Naperville, Illinois, lawyer, Paul Nordini, and his firm have filed a lawsuit against Joseph LaBarre based upon a negative review on Google +. Mr. LaBarre was not a client of the firm, but the former spouse of the firm’s divorce client. Mr. LaBarre’s review stated the firm was a “ethically shaky law firm” and an “exceptionally unethical law firm.”
There have also been several recent articles about how lawyers and law firms can describe their practice on LinkedIn. A New York ethics opinion has stated law firms may not describe their services in a section of LinkedIn devoted to specialties. The opinion stated a law firm may identify areas of law practice, the listing those areas under the heading of “specialities,” would constitute a kind of the lawyer or law firm is a specialist or specializes in a particular field law.
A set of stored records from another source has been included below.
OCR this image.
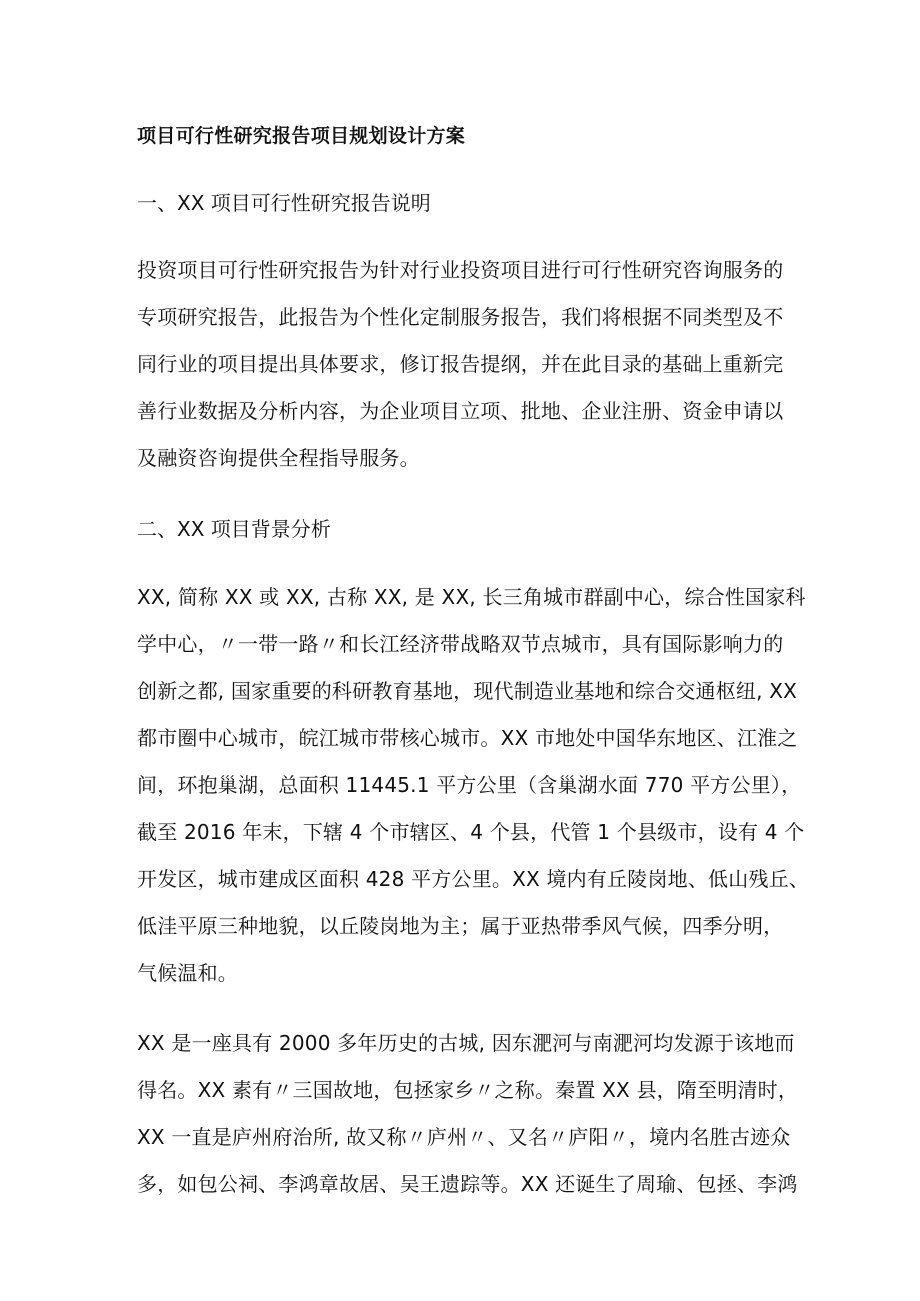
项目可行性研究报告项目规划设计方案
一、XX 项目可行性研究报告说明
投资项目可行性研究报告为针对行业投资项目进行可行性研究咨询服务的
专项研究报告，此报告为个性化定制服务报告，我们将根据不同类型及不
同行业的项目提出具体要求，修订报告提纲，并在此目录的基础上重新完
善行业数据及分析内容，为企业项目立项、批地、企业注册、资金申请以
及融资咨询提供全程指导服务。
二、XX 项目背景分析
XX, 简称 XX 或 XX, 古称 XX, 是 XX, 长三角城市群副中心，综合性国家科
学中心，〃一带一路〃和长江经济带战略双节点城市，具有国际影响力的
创新之都, 国家重要的科研教育基地，现代制造业基地和综合交通枢纽, XX
都市圈中心城市，皖江城市带核心城市。XX 市地处中国华东地区、江淮之
间，环抱巢湖，总面积 11445.1 平方公里（含巢湖水面 770 平方公里），
截至 2016 年末，下辖 4 个市辖区、4 个县，代管 1 个县级市，设有 4 个
开发区，城市建成区面积 428 平方公里。XX 境内有丘陵岗地、低山残丘、
低洼平原三种地貌，以丘陵岗地为主；属于亚热带季风气候，四季分明，
气候温和。
XX 是一座具有 2000 多年历史的古城, 因东淝河与南淝河均发源于该地而
得名。XX 素有〃三国故地，包拯家乡〃之称。秦置 XX 县，隋至明清时，
XX 一直是庐州府治所, 故又称〃庐州〃、又名〃庐阳〃，境内名胜古迹众
多，如包公祠、李鸿章故居、吴王遗踪等。XX 还诞生了周瑜、包拯、李鸿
Similarly, there is a hot debate in the legal ethics community about whether LinkedIn endorsements violate legal ethics rules. The argument is that under Rule of Professional Conduct 7.1 a lawyer may not make false or misleading claims about his or her services; and if a lawyer allows an endorsement they know to be untrue to remain on their LinkedIn profile, then the lawyer may run afoul of Rule 7.1.
The world of social media and its potential ramifications for attorneys is constantly evolving. Malpractice avoidance and ethical conduct require attorneys be vigilant about changes in rules regarding social media, and be cognizant of how their conduct on the Internet may be perceived.–Josh J.T. Byrne, Esquire (H.T. B.C.B.)